DELİLLER : —-Sayılı dosyası, —- dosyadaki sair bilgi ve belgeler.
DEĞERLENDİRME VE SONUÇ :
Dava , İtirazın iptali ve Tazminat (Hizmet Sözleşmesinden Kaynaklanan) istemine ilişkindir.
Basit yargılama usulüne tabi işbu davada mahkememizce dilekçeler aşaması tamamlanmış ve usulüne uygun olarak yapılan davet sonucunda duruşma açılarak ön inceleme duruşması icra edilmiştir. Ön inceleme duruşmasında davacı vekilinin beyanına göre tarafların sulh yoluyla çözüme gitmek istememeleri üzerine davaya konu uyuşmazlık belirlenmek suretiyle tahkikata geçilmiş ve tüm deliller toplanmış, incelenmiş ve değerlendirilmiştir. Duruşmada hazır bulunan davacı vekilinin son sözleri dinlenerek aşağıdaki hüküm sonucuna ulaşılmıştır.
Bilindiği üzere 2004 Sayılı İİK.’nın 67.maddesinde;”(Değişik fıkra: 17/07/2003-4949 S.K./15. md.) Takip talebine itiraz edilen alacaklı, itirazın tebliği tarihinden itibaren bir sene içinde mahkemeye başvurarak,—— alacağının varlığını ispat suretiyle itirazın iptalini dava edebilir. (Değişik fıkra: 09/11/1988-3494/1 md.) Bu davada borçlunun itirazının haksızlığına karar verilirse borçlu; takibinde haksız ve kötü niyetli görülürse alacaklı; diğer tarafın talebi üzerine iki tarafın durumuna, davanın ve hükmolunan şeyin tahammülüne göre, red veya hükmolunan meblağın (Değişik ibare:02/07/2012-6352 S.K./11.md.) yüzde yirmisinden aşağı olmamak üzere, uygun bir tazminatla mahkum edilir. İtiraz eden veli, vasi veya mirasçı ise, borçlu hakkında tazminat hükmolunması kötü niyetin sübutuna bağlıdır. (Mülga fıkra:17/07/2003-4949 S.K./103.md.)Birinci fıkrada yazılı itirazın iptali süresini geçiren alacaklının umumi hükümler dairesinde alacağını dava etmek hakkı saklıdır. (Ek fıkra:02/07/2012-6352 S.K./11.md.) Bu Kanunda öngörülen icra inkar tazminatı, kötü niyet tazminatı ve benzeri tazminatların tespitinde, takip talebi veya davadaki talep esas alınır.” düzenlemesi bulunmaktadır.
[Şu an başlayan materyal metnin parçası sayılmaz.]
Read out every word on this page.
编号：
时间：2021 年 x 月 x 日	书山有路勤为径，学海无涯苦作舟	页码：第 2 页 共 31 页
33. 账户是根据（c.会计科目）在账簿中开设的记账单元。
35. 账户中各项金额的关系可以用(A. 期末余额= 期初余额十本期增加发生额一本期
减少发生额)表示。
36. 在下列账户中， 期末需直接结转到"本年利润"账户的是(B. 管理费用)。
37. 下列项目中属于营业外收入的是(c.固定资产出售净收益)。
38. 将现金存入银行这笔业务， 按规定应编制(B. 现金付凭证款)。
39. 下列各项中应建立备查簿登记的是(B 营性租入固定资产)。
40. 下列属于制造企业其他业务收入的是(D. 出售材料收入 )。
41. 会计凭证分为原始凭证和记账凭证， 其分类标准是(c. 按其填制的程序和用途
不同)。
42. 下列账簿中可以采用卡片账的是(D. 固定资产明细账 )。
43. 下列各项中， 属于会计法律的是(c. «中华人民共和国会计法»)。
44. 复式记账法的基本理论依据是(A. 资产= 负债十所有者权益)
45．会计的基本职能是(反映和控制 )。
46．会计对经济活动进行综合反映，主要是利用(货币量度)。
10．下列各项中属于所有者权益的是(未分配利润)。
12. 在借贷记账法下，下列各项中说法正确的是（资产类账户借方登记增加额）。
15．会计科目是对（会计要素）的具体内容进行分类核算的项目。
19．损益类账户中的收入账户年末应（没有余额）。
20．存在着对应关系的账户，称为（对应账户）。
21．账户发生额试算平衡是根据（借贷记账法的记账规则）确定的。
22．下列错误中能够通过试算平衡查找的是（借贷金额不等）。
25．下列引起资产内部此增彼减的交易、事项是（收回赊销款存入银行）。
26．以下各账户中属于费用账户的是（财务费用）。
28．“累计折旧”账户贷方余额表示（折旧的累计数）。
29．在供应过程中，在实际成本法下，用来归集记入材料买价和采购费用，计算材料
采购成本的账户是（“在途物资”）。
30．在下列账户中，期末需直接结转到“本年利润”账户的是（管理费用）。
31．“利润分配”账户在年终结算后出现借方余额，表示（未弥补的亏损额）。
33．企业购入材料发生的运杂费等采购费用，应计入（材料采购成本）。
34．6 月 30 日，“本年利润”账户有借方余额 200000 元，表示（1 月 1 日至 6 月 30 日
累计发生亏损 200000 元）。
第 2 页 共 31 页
6001 sayılı Karayolları Genel Müdürlüğü Teşkilat Ve Görevleri hakkındaki kanunun 30/5 maddesinde “4046,3465 ve 3996 kanunlar——veya erişme kontrolünün —ödemeden geçiş yapan araç sahiplerinden — geçiş ücreti ödemeden giriş çıkış yaptığı mesafeye ait geçiş ücreti ile birlikte bu ücretin dört katı tutarında ceza genel hükümlere göre tahsil edilir.” hükmü ile aynı kanunun 30/7.maddesinde ‘Geçiş ücretlerini ödemeden geçiş yapanlardan ,ödemesiz geçiş tarihini izleyen on beş gün içinde yükümlü olduğu geçiş ücretini usulüne uygun olarak ödeyenlere bu maddenin birinci fıkrası ile beşinci fıkrasında belirtilen cezalar uygulanmaz’ hükmü bulunmaktadır.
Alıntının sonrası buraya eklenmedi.